Tata Swach, a low-cost water purifier whose cartridge contains rice husk ash blended with nano silver particles, was the centre’s first product launch in December. It is a ground-breaking attempt to tackle India’s clean drinking water crisis. Up next are “a few prebiotics products", says Sastry, to be launched “in a year’s time." Prebiotics are food ingredients that stimulate the growth of those bacteria in the digestive system that have health benefits.

Slow evolution

These developments are encouraging in a country where product design has historically not been considered an essential ingredient of marketplace or financial success. Across the world, draftsmen, craftsmen, inventors and engineers have designed products for centuries, without referring to themselves as “product designers".

The use of the terms “product designer" or “industrial designer" only became popular in Europe and the US in the 1930s, with the advent of mass production techniques. The establishment of several design schools in that era, particularly Germany’s short-lived but iconic Bauhaus, also helped product designers gain currency within the manufacturing sector.

In India, the evolution has been more stilted. For a start, design as a term of reference is largely equated with fashion, jewellery, architecture and home interiors, connoting artisanal or boutique enterprises and less relevant to corporate vocabulary.

Although product design has been taught at the National Institute of Design (NID), India’s premier design school, for nearly 50 years, its graduates faced limited avenues for several decades. “Nobody wanted product design in 1988, when we started," acknowledges Satish Gokhale, an award-winning product designer and NID graduate. “There were no design departments in companies in 1990," recalls Ashish Deshpande, also an NID alumni and co-founder of Elephant Design, one of the country’s largest design consultancies.

The increase in competitive pressures after the Indian economy was liberalized nearly two decades ago helped design establish itself as a vital component of the corporate value chain, particularly in consumer and lifestyle industries.

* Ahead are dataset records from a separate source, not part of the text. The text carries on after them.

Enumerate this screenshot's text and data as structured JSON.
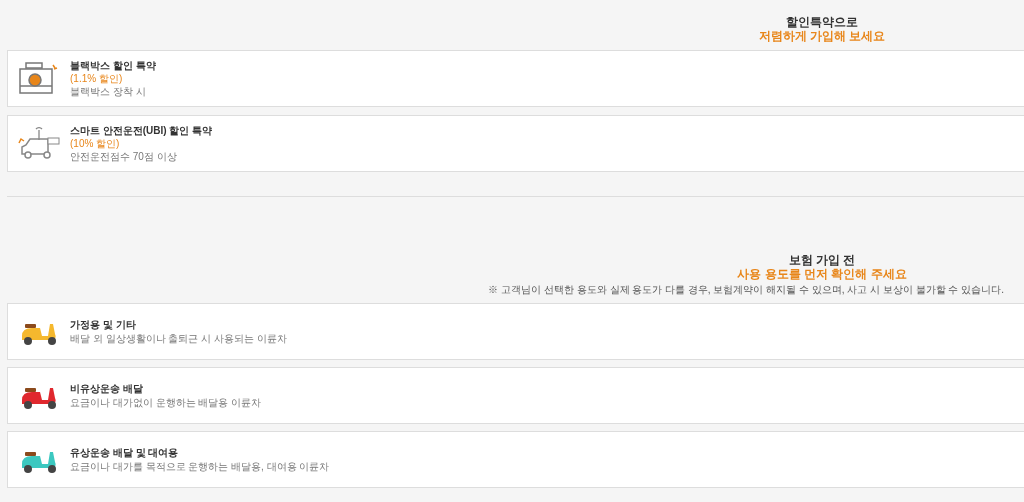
{
  "discount_section": {
    "heading": "할인특약으로",
    "subheading": "저렴하게 가입해 보세요",
    "items": [
      {
        "kind": "dashcam",
        "title": "블랙박스 할인 특약",
        "discount": "(1.1% 할인)",
        "condition": "블랙박스 장착 시"
      },
      {
        "kind": "car",
        "title": "스마트 안전운전(UBI) 할인 특약",
        "discount": "(10% 할인)",
        "condition": "안전운전점수 70점 이상"
      }
    ]
  },
  "usage_section": {
    "heading": "보험 가입 전",
    "subheading": "사용 용도를 먼저 확인해 주세요",
    "note": "※ 고객님이 선택한 용도와 실제 용도가 다를 경우, 보험계약이 해지될 수 있으며, 사고 시 보상이 불가할 수 있습니다.",
    "items": [
      {
        "color": "#f5b82e",
        "title": "가정용 및 기타",
        "description": "배달 외 일상생활이나 출퇴근 시 사용되는 이륜차"
      },
      {
        "color": "#e0282e",
        "title": "비유상운송 배달",
        "description": "요금이나 대가없이 운행하는 배달용 이륜차"
      },
      {
        "color": "#3cc8c0",
        "title": "유상운송 배달 및 대여용",
        "description": "요금이나 대가를 목적으로 운행하는 배달용, 대여용 이륜차"
      }
    ]
  }
}
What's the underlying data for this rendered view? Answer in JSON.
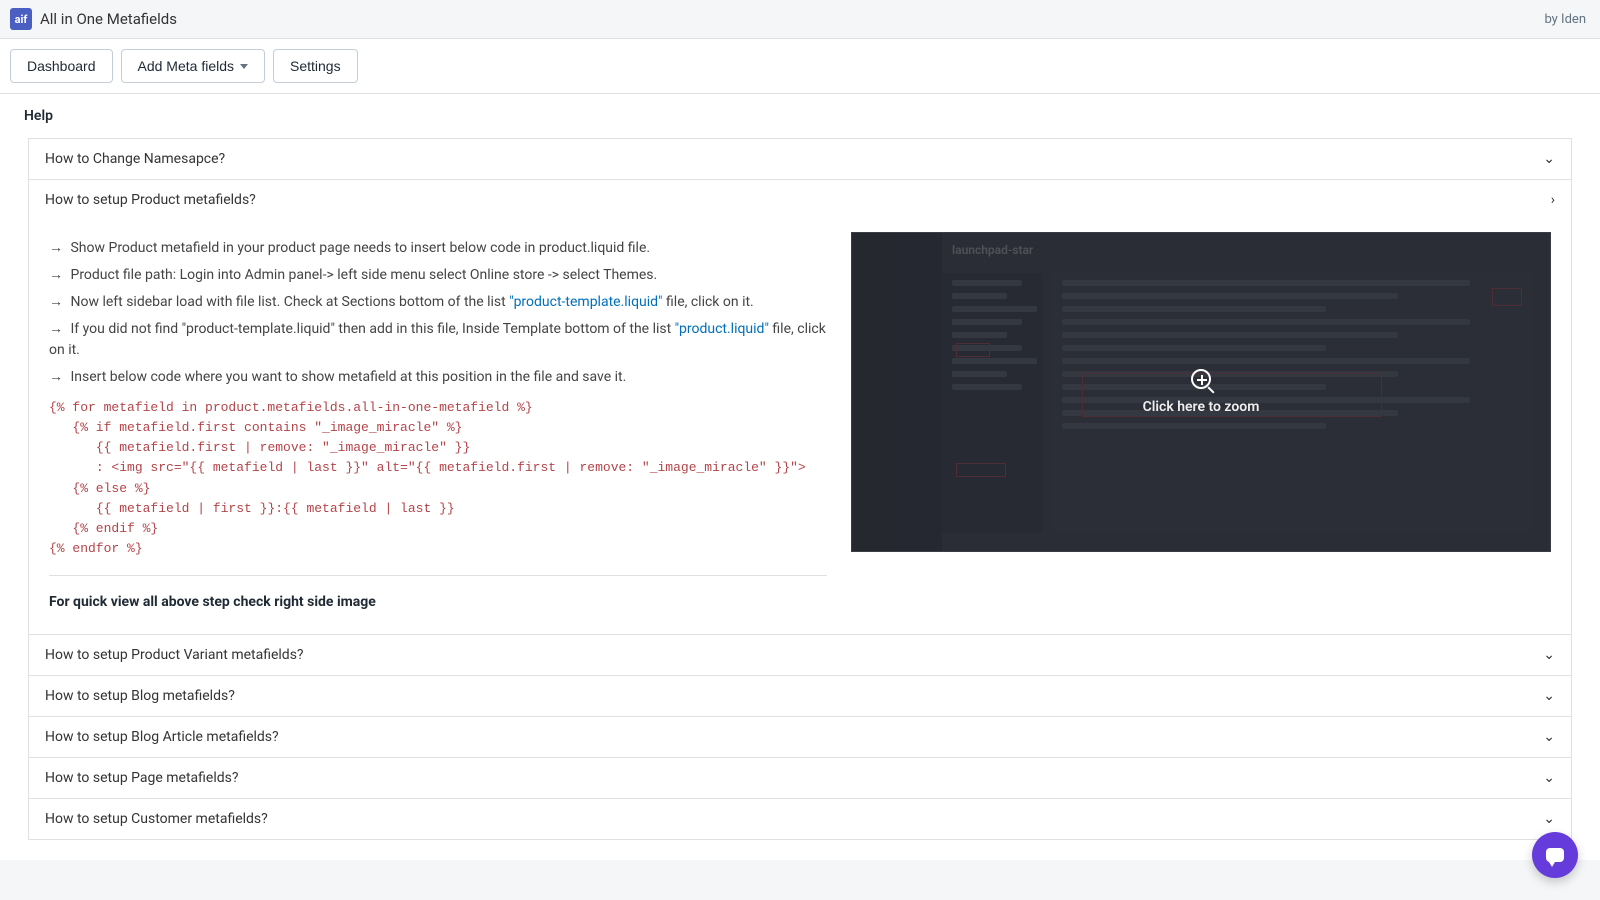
{
  "header": {
    "app_title": "All in One Metafields",
    "by_text": "by Iden"
  },
  "nav": {
    "dashboard": "Dashboard",
    "add_meta": "Add Meta fields",
    "settings": "Settings"
  },
  "page": {
    "title": "Help"
  },
  "accordion": [
    {
      "title": "How to Change Namesapce?",
      "expanded": false
    },
    {
      "title": "How to setup Product metafields?",
      "expanded": true
    },
    {
      "title": "How to setup Product Variant metafields?",
      "expanded": false
    },
    {
      "title": "How to setup Blog metafields?",
      "expanded": false
    },
    {
      "title": "How to setup Blog Article metafields?",
      "expanded": false
    },
    {
      "title": "How to setup Page metafields?",
      "expanded": false
    },
    {
      "title": "How to setup Customer metafields?",
      "expanded": false
    }
  ],
  "product_help": {
    "steps": [
      {
        "prefix": "→",
        "text": "Show Product metafield in your product page needs to insert below code in product.liquid file."
      },
      {
        "prefix": "→",
        "text": "Product file path: Login into Admin panel-> left side menu select Online store -> select Themes."
      },
      {
        "prefix": "→",
        "text_pre": "Now left sidebar load with file list. Check at Sections bottom of the list ",
        "link": "\"product-template.liquid\"",
        "text_post": " file, click on it."
      },
      {
        "prefix": "→",
        "text_pre": "If you did not find \"product-template.liquid\" then add in this file, Inside Template bottom of the list ",
        "link": "\"product.liquid\"",
        "text_post": " file, click on it."
      },
      {
        "prefix": "→",
        "text": "Insert below code where you want to show metafield at this position in the file and save it."
      }
    ],
    "code": "{% for metafield in product.metafields.all-in-one-metafield %}\n   {% if metafield.first contains \"_image_miracle\" %}\n      {{ metafield.first | remove: \"_image_miracle\" }}\n      : <img src=\"{{ metafield | last }}\" alt=\"{{ metafield.first | remove: \"_image_miracle\" }}\">\n   {% else %}\n      {{ metafield | first }}:{{ metafield | last }}\n   {% endif %}\n{% endfor %}",
    "note": "For quick view all above step check right side image",
    "zoom_label": "Click here to zoom",
    "mock_title": "launchpad-star"
  }
}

Sandy Speicher, director of design for learning at Ideo, arguably the world’s most reputed design consultancy, perceives a heightened understanding of the design process in Indian companies. “Companies are moving from saying, ‘We just need to hire a designer,’ to realizing that the mindset of the designer must permeate throughout the organization, to all those involved with its products," Speicher says.

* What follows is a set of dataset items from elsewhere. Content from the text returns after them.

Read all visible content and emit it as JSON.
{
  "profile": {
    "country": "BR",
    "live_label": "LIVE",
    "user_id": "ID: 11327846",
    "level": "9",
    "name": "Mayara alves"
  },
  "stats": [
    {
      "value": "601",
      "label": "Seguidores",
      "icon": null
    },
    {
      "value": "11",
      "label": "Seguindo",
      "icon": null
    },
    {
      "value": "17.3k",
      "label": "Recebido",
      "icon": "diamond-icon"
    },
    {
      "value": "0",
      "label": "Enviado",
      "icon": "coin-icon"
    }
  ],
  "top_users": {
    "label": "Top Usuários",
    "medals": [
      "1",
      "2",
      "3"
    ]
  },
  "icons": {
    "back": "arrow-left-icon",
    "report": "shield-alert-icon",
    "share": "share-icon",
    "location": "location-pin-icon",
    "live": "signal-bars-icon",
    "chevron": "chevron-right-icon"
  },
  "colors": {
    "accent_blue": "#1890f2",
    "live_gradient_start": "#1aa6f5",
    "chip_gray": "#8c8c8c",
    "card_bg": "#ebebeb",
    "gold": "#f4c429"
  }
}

Kishore Biyani, founder of Future Group, one of India largest retailers, advocates this holistic approach to design: “For every problem, there is a design solution." Biyani has invested in two design firms, the Mumbai-based DMA Yellow Works and the Bangalore-based Idiom. He devotes an entire section of his autobiography, It Happened in India, to design management, where he states: “Design is a user-focused, prototype-based development tool that can make our organization adapt to the fast-changing external environment."

Measuring the value of design

As with every other corporate activity, product design has to earn its place in a company if it is not to end up as a bells-and-whistles sideshow. Titan and Godrej & Boyce calibrate success by setting target benchmarks for sales from new products and allocate specific budgets to design resources. M&M sanctions new product development projects only when they meet threshold rates of return and fit in with the group’s overall expenditure plans. Tata Chemicals planned the capital investment in Swach in stages, correlated to its market penetration and sales volumes.

But the larger prize is enhanced brand value and increased global might. BusinessWeek’s latest ranking of the 50 most innovative companies globally lists only two Indian groups—Tata and Reliance, both familiar entities. There are four from China (and as many as from Japan) including a highly ranked new entrant, BYD (Build Your Dreams), which makes cellphone batteries, green cars and solar panels. As Indian companies cast a wider geographic net, they may find that design and innovation are their best hopes to land more fish.

This is the first of a five-part series on the growing role of product design in Indian industry.